Other Ways to Receive Reverse Mortgage Payments
Although the common way to receive reverse mortgage money is at an ongoing, steady rate, you do have other options. One is that you can obtain a lump payment one time. Such a large payment can be handy if you encounter a major emergency or have lofty retirement plans. For example, if you intend to take a major vacation you might need a large amount of money. A similar situation can arise if you intend to put an addition on your home.
A third alternative is to apply for something called a home equity line of credit. As the name suggests, it is a line of credit you can take out against the equity in your home. Setting up a reverse mortgage in such a way will allow you to request the amounts of money you need as you need them. However, a limit will be placed on the amount you can borrow in the same way that monthly installments or lump sums will be limited. The limits change occasionally based on current laws and economic circumstances.
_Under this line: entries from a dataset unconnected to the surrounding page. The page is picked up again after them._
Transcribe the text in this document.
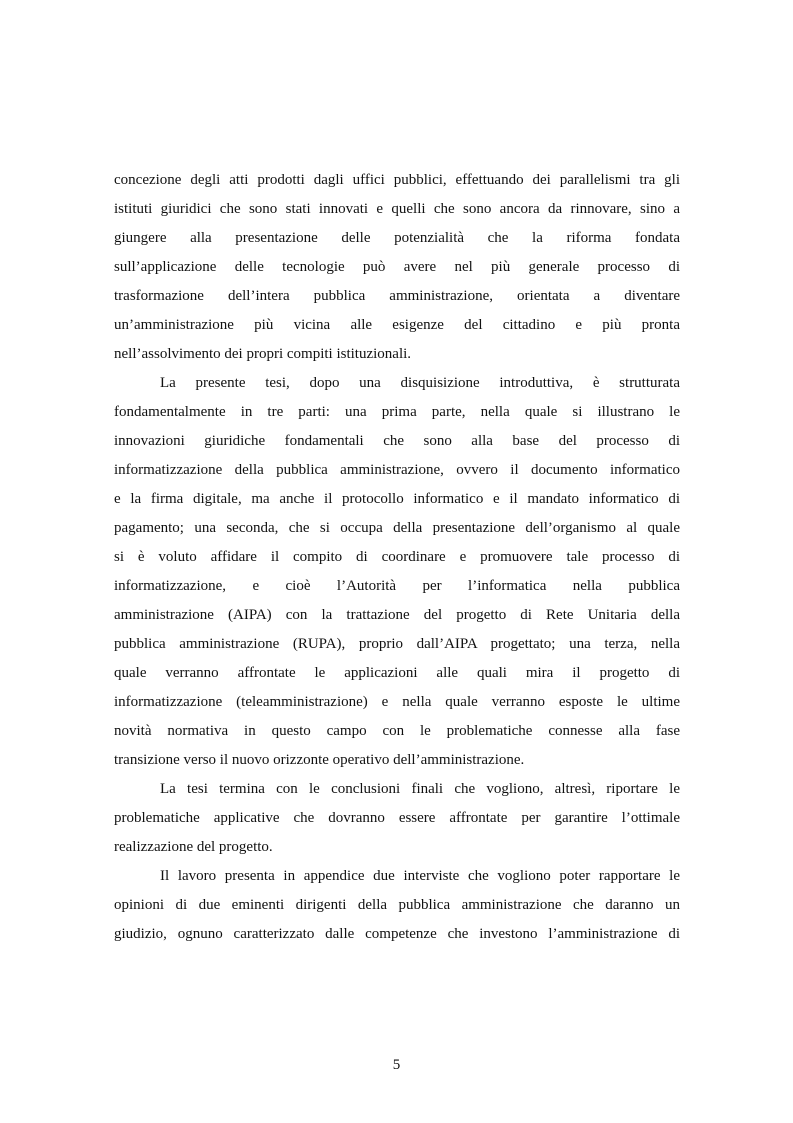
concezione degli atti prodotti dagli uffici pubblici, effettuando dei parallelismi tra gli
istituti giuridici che sono stati innovati e quelli che sono ancora da rinnovare, sino a
giungere alla presentazione delle potenzialità che la riforma fondata
sull’applicazione delle tecnologie può avere nel più generale processo di
trasformazione dell’intera pubblica amministrazione, orientata a diventare
un’amministrazione più vicina alle esigenze del cittadino e più pronta
nell’assolvimento dei propri compiti istituzionali.
La presente tesi, dopo una disquisizione introduttiva, è strutturata
fondamentalmente in tre parti: una prima parte, nella quale si illustrano le
innovazioni giuridiche fondamentali che sono alla base del processo di
informatizzazione della pubblica amministrazione, ovvero il documento informatico
e la firma digitale, ma anche il protocollo informatico e il mandato informatico di
pagamento; una seconda, che si occupa della presentazione dell’organismo al quale
si è voluto affidare il compito di coordinare e promuovere tale processo di
informatizzazione, e cioè l’Autorità per l’informatica nella pubblica
amministrazione (AIPA) con la trattazione del progetto di Rete Unitaria della
pubblica amministrazione (RUPA), proprio dall’AIPA progettato; una terza, nella
quale verranno affrontate le applicazioni alle quali mira il progetto di
informatizzazione (teleamministrazione) e nella quale verranno esposte le ultime
novità normativa in questo campo con le problematiche connesse alla fase
transizione verso il nuovo orizzonte operativo dell’amministrazione.
La tesi termina con le conclusioni finali che vogliono, altresì, riportare le
problematiche applicative che dovranno essere affrontate per garantire l’ottimale
realizzazione del progetto.
Il lavoro presenta in appendice due interviste che vogliono poter rapportare le
opinioni di due eminenti dirigenti della pubblica amministrazione che daranno un
giudizio, ognuno caratterizzato dalle competenze che investono l’amministrazione di
5
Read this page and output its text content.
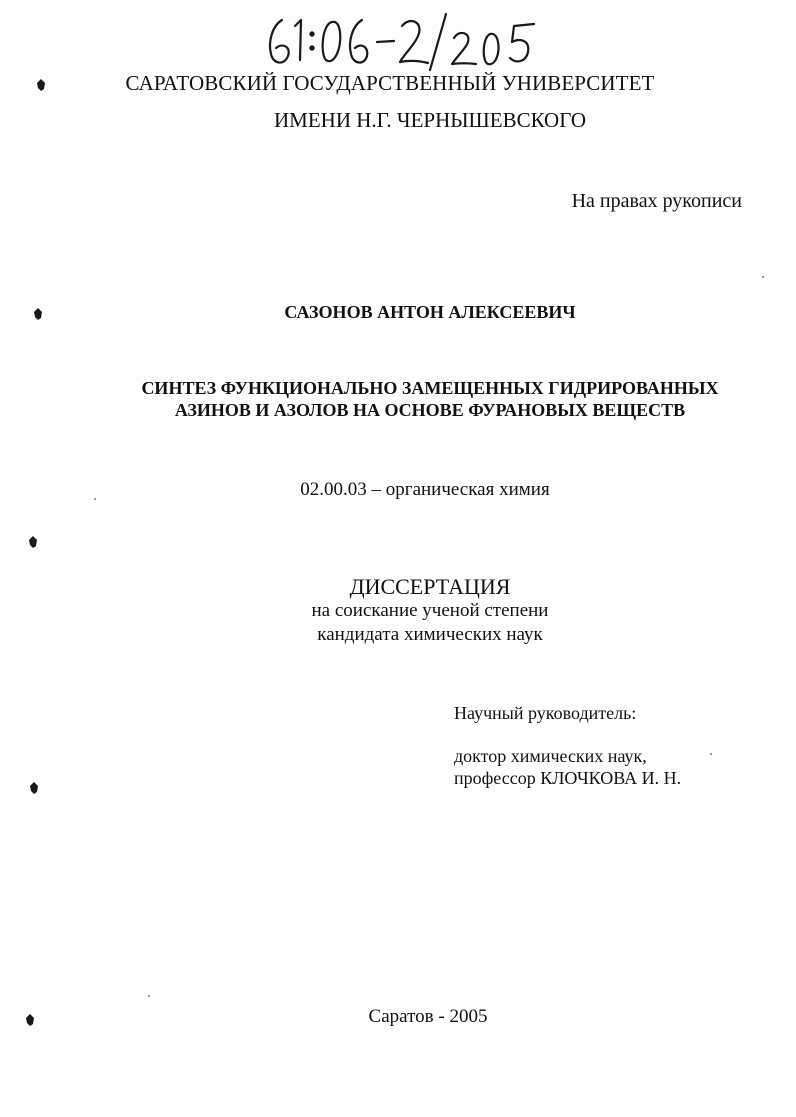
САРАТОВСКИЙ ГОСУДАРСТВЕННЫЙ УНИВЕРСИТЕТ
ИМЕНИ Н.Г. ЧЕРНЫШЕВСКОГО
На правах рукописи
САЗОНОВ АНТОН АЛЕКСЕЕВИЧ
СИНТЕЗ ФУНКЦИОНАЛЬНО ЗАМЕЩЕННЫХ ГИДРИРОВАННЫХ
АЗИНОВ И АЗОЛОВ НА ОСНОВЕ ФУРАНОВЫХ ВЕЩЕСТВ
02.00.03 – органическая химия
ДИССЕРТАЦИЯ
на соискание ученой степени
кандидата химических наук
Научный руководитель:
доктор химических наук,
профессор КЛОЧКОВА И. Н.
Саратов - 2005
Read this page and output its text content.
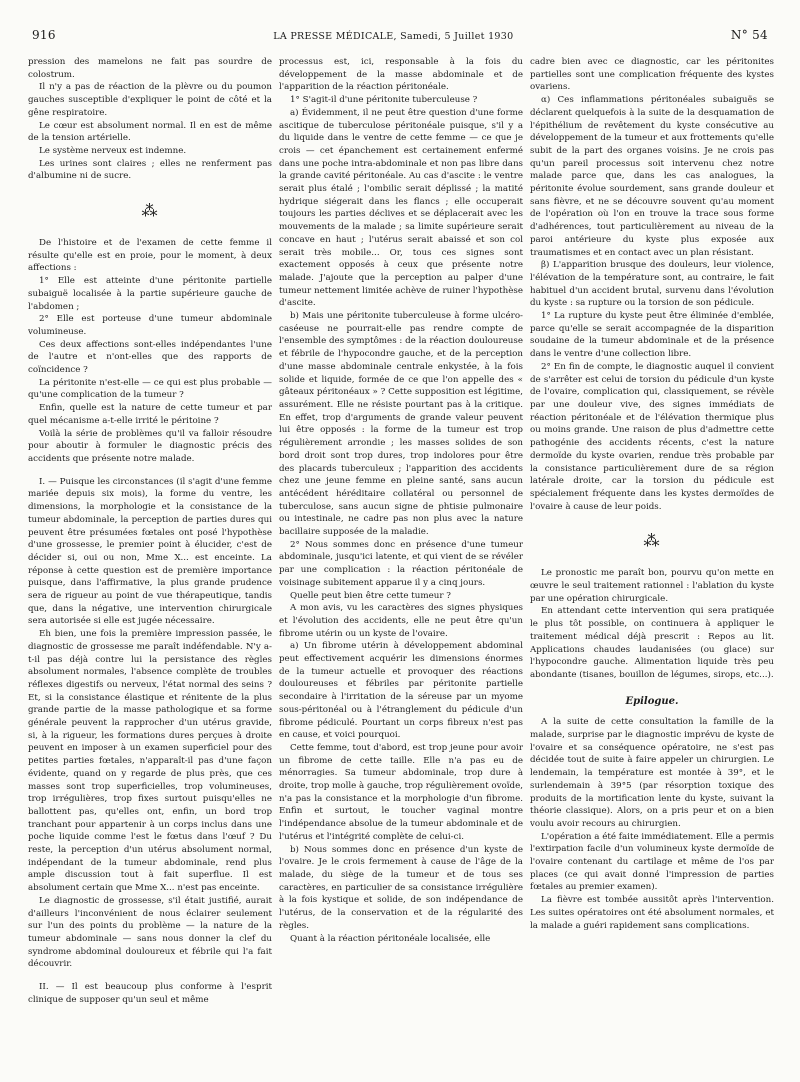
916	LA PRESSE MÉDICALE, Samedi, 5 Juillet 1930	N° 54

pression des mamelons ne fait pas sourdre de colostrum.

Il n'y a pas de réaction de la plèvre ou du poumon gauches susceptible d'expliquer le point de côté et la gêne respiratoire.

Le cœur est absolument normal. Il en est de même de la tension artérielle.

Le système nerveux est indemne.

Les urines sont claires ; elles ne renferment pas d'albumine ni de sucre.

⁂

De l'histoire et de l'examen de cette femme il résulte qu'elle est en proie, pour le moment, à deux affections :

1° Elle est atteinte d'une péritonite partielle subaiguë localisée à la partie supérieure gauche de l'abdomen ;

2° Elle est porteuse d'une tumeur abdominale volumineuse.

Ces deux affections sont-elles indépendantes l'une de l'autre et n'ont-elles que des rapports de coïncidence ?

La péritonite n'est-elle — ce qui est plus probable — qu'une complication de la tumeur ?

Enfin, quelle est la nature de cette tumeur et par quel mécanisme a-t-elle irrité le péritoine ?

Voilà la série de problèmes qu'il va falloir résoudre pour aboutir à formuler le diagnostic précis des accidents que présente notre malade.

I. — Puisque les circonstances (il s'agit d'une femme mariée depuis six mois), la forme du ventre, les dimensions, la morphologie et la consistance de la tumeur abdominale, la perception de parties dures qui peuvent être présumées fœtales ont posé l'hypothèse d'une grossesse, le premier point à élucider, c'est de décider si, oui ou non, Mme X... est enceinte. La réponse à cette question est de première importance puisque, dans l'affirmative, la plus grande prudence sera de rigueur au point de vue thérapeutique, tandis que, dans la négative, une intervention chirurgicale sera autorisée si elle est jugée nécessaire.

Eh bien, une fois la première impression passée, le diagnostic de grossesse me paraît indéfendable. N'y a-t-il pas déjà contre lui la persistance des règles absolument normales, l'absence complète de troubles réflexes digestifs ou nerveux, l'état normal des seins ? Et, si la consistance élastique et rénitente de la plus grande partie de la masse pathologique et sa forme générale peuvent la rapprocher d'un utérus gravide, si, à la rigueur, les formations dures perçues à droite peuvent en imposer à un examen superficiel pour des petites parties fœtales, n'apparaît-il pas d'une façon évidente, quand on y regarde de plus près, que ces masses sont trop superficielles, trop volumineuses, trop irrégulières, trop fixes surtout puisqu'elles ne ballottent pas, qu'elles ont, enfin, un bord trop tranchant pour appartenir à un corps inclus dans une poche liquide comme l'est le fœtus dans l'œuf ? Du reste, la perception d'un utérus absolument normal, indépendant de la tumeur abdominale, rend plus ample discussion tout à fait superflue. Il est absolument certain que Mme X... n'est pas enceinte.

Le diagnostic de grossesse, s'il était justifié, aurait d'ailleurs l'inconvénient de nous éclairer seulement sur l'un des points du problème — la nature de la tumeur abdominale — sans nous donner la clef du syndrome abdominal douloureux et fébrile qui l'a fait découvrir.

II. — Il est beaucoup plus conforme à l'esprit clinique de supposer qu'un seul et même

processus est, ici, responsable à la fois du développement de la masse abdominale et de l'apparition de la réaction péritonéale.

1° S'agit-il d'une péritonite tuberculeuse ?

a) Évidemment, il ne peut être question d'une forme ascitique de tuberculose péritonéale puisque, s'il y a du liquide dans le ventre de cette femme — ce que je crois — cet épanchement est certainement enfermé dans une poche intra-abdominale et non pas libre dans la grande cavité péritonéale. Au cas d'ascite : le ventre serait plus étalé ; l'ombilic serait déplissé ; la matité hydrique siégerait dans les flancs ; elle occuperait toujours les parties déclives et se déplacerait avec les mouvements de la malade ; sa limite supérieure serait concave en haut ; l'utérus serait abaissé et son col serait très mobile... Or, tous ces signes sont exactement opposés à ceux que présente notre malade. J'ajoute que la perception au palper d'une tumeur nettement limitée achève de ruiner l'hypothèse d'ascite.

b) Mais une péritonite tuberculeuse à forme ulcéro-caséeuse ne pourrait-elle pas rendre compte de l'ensemble des symptômes : de la réaction douloureuse et fébrile de l'hypocondre gauche, et de la perception d'une masse abdominale centrale enkystée, à la fois solide et liquide, formée de ce que l'on appelle des « gâteaux péritonéaux » ? Cette supposition est légitime, assurément. Elle ne résiste pourtant pas à la critique. En effet, trop d'arguments de grande valeur peuvent lui être opposés : la forme de la tumeur est trop régulièrement arrondie ; les masses solides de son bord droit sont trop dures, trop indolores pour être des placards tuberculeux ; l'apparition des accidents chez une jeune femme en pleine santé, sans aucun antécédent héréditaire collatéral ou personnel de tuberculose, sans aucun signe de phtisie pulmonaire ou intestinale, ne cadre pas non plus avec la nature bacillaire supposée de la maladie.

2° Nous sommes donc en présence d'une tumeur abdominale, jusqu'ici latente, et qui vient de se révéler par une complication : la réaction péritonéale de voisinage subitement apparue il y a cinq jours.

Quelle peut bien être cette tumeur ?

A mon avis, vu les caractères des signes physiques et l'évolution des accidents, elle ne peut être qu'un fibrome utérin ou un kyste de l'ovaire.

a) Un fibrome utérin à développement abdominal peut effectivement acquérir les dimensions énormes de la tumeur actuelle et provoquer des réactions douloureuses et fébriles par péritonite partielle secondaire à l'irritation de la séreuse par un myome sous-péritonéal ou à l'étranglement du pédicule d'un fibrome pédiculé. Pourtant un corps fibreux n'est pas en cause, et voici pourquoi.

Cette femme, tout d'abord, est trop jeune pour avoir un fibrome de cette taille. Elle n'a pas eu de ménorragies. Sa tumeur abdominale, trop dure à droite, trop molle à gauche, trop régulièrement ovoïde, n'a pas la consistance et la morphologie d'un fibrome. Enfin et surtout, le toucher vaginal montre l'indépendance absolue de la tumeur abdominale et de l'utérus et l'intégrité complète de celui-ci.

b) Nous sommes donc en présence d'un kyste de l'ovaire. Je le crois fermement à cause de l'âge de la malade, du siège de la tumeur et de tous ses caractères, en particulier de sa consistance irrégulière à la fois kystique et solide, de son indépendance de l'utérus, de la conservation et de la régularité des règles.

Quant à la réaction péritonéale localisée, elle

cadre bien avec ce diagnostic, car les péritonites partielles sont une complication fréquente des kystes ovariens.

α) Ces inflammations péritonéales subaiguës se déclarent quelquefois à la suite de la desquamation de l'épithélium de revêtement du kyste consécutive au développement de la tumeur et aux frottements qu'elle subit de la part des organes voisins. Je ne crois pas qu'un pareil processus soit intervenu chez notre malade parce que, dans les cas analogues, la péritonite évolue sourdement, sans grande douleur et sans fièvre, et ne se découvre souvent qu'au moment de l'opération où l'on en trouve la trace sous forme d'adhérences, tout particulièrement au niveau de la paroi antérieure du kyste plus exposée aux traumatismes et en contact avec un plan résistant.

β) L'apparition brusque des douleurs, leur violence, l'élévation de la température sont, au contraire, le fait habituel d'un accident brutal, survenu dans l'évolution du kyste : sa rupture ou la torsion de son pédicule.

1° La rupture du kyste peut être éliminée d'emblée, parce qu'elle se serait accompagnée de la disparition soudaine de la tumeur abdominale et de la présence dans le ventre d'une collection libre.

2° En fin de compte, le diagnostic auquel il convient de s'arrêter est celui de torsion du pédicule d'un kyste de l'ovaire, complication qui, classiquement, se révèle par une douleur vive, des signes immédiats de réaction péritonéale et de l'élévation thermique plus ou moins grande. Une raison de plus d'admettre cette pathogénie des accidents récents, c'est la nature dermoïde du kyste ovarien, rendue très probable par la consistance particulièrement dure de sa région latérale droite, car la torsion du pédicule est spécialement fréquente dans les kystes dermoïdes de l'ovaire à cause de leur poids.

⁂

Le pronostic me paraît bon, pourvu qu'on mette en œuvre le seul traitement rationnel : l'ablation du kyste par une opération chirurgicale.

En attendant cette intervention qui sera pratiquée le plus tôt possible, on continuera à appliquer le traitement médical déjà prescrit : Repos au lit. Applications chaudes laudanisées (ou glace) sur l'hypocondre gauche. Alimentation liquide très peu abondante (tisanes, bouillon de légumes, sirops, etc...).

Epilogue.

A la suite de cette consultation la famille de la malade, surprise par le diagnostic imprévu de kyste de l'ovaire et sa conséquence opératoire, ne s'est pas décidée tout de suite à faire appeler un chirurgien. Le lendemain, la température est montée à 39°, et le surlendemain à 39°5 (par résorption toxique des produits de la mortification lente du kyste, suivant la théorie classique). Alors, on a pris peur et on a bien voulu avoir recours au chirurgien.

L'opération a été faite immédiatement. Elle a permis l'extirpation facile d'un volumineux kyste dermoïde de l'ovaire contenant du cartilage et même de l'os par places (ce qui avait donné l'impression de parties fœtales au premier examen).

La fièvre est tombée aussitôt après l'intervention. Les suites opératoires ont été absolument normales, et la malade a guéri rapidement sans complications.
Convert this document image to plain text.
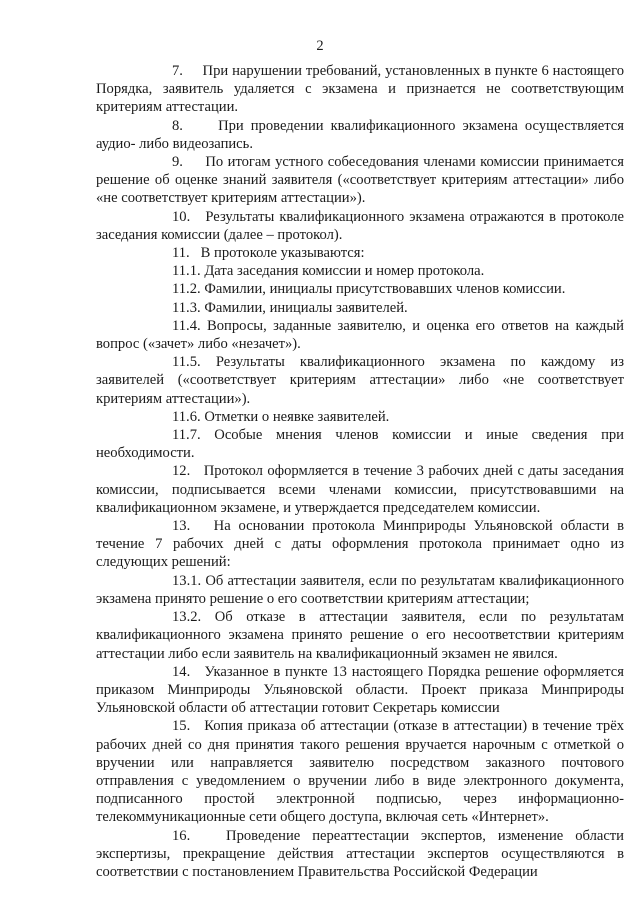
2

7. При нарушении требований, установленных в пункте 6 настоящего Порядка, заявитель удаляется с экзамена и признается не соответствующим критериям аттестации.

8. При проведении квалификационного экзамена осуществляется аудио- либо видеозапись.

9. По итогам устного собеседования членами комиссии принимается решение об оценке знаний заявителя («соответствует критериям аттестации» либо «не соответствует критериям аттестации»).

10. Результаты квалификационного экзамена отражаются в протоколе заседания комиссии (далее – протокол).

11. В протоколе указываются:

11.1. Дата заседания комиссии и номер протокола.

11.2. Фамилии, инициалы присутствовавших членов комиссии.

11.3. Фамилии, инициалы заявителей.

11.4. Вопросы, заданные заявителю, и оценка его ответов на каждый вопрос («зачет» либо «незачет»).

11.5. Результаты квалификационного экзамена по каждому из заявителей («соответствует критериям аттестации» либо «не соответствует критериям аттестации»).

11.6. Отметки о неявке заявителей.

11.7. Особые мнения членов комиссии и иные сведения при необходимости.

12. Протокол оформляется в течение 3 рабочих дней с даты заседания комиссии, подписывается всеми членами комиссии, присутствовавшими на квалификационном экзамене, и утверждается председателем комиссии.

13. На основании протокола Минприроды Ульяновской области в течение 7 рабочих дней с даты оформления протокола принимает одно из следующих решений:

13.1. Об аттестации заявителя, если по результатам квалификационного экзамена принято решение о его соответствии критериям аттестации;

13.2. Об отказе в аттестации заявителя, если по результатам квалификационного экзамена принято решение о его несоответствии критериям аттестации либо если заявитель на квалификационный экзамен не явился.

14. Указанное в пункте 13 настоящего Порядка решение оформляется приказом Минприроды Ульяновской области. Проект приказа Минприроды Ульяновской области об аттестации готовит Секретарь комиссии

15. Копия приказа об аттестации (отказе в аттестации) в течение трёх рабочих дней со дня принятия такого решения вручается нарочным с отметкой о вручении или направляется заявителю посредством заказного почтового отправления с уведомлением о вручении либо в виде электронного документа, подписанного простой электронной подписью, через информационно-телекоммуникационные сети общего доступа, включая сеть «Интернет».

16. Проведение переаттестации экспертов, изменение области экспертизы, прекращение действия аттестации экспертов осуществляются в соответствии с постановлением Правительства Российской Федерации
How Reverse Mortgages and Home Equity Conversion Mortgage (HECMs) Differ
If you have heard of a home equity conversion mortgage (HECM) but don’t know what it is, the answer is that it is a reverse mortgage. The two names are used somewhat interchangeably. The only major distinction is that HECMs are typically offered by government organizations. Loans you can get from private local lenders typically do not go by that name. However, the typical terms of both are identical. Both are also often referred to as reverse loans or reverse home loans. Therefore, if you want government assistance with your mortgage during retirement you should look specifically for an HECM. But if you opt for a local loan you may not hear that term used.
If you are looking into reverse mortgages, I hope you have found this guest post useful – I certainly feel like I have learnt a lot!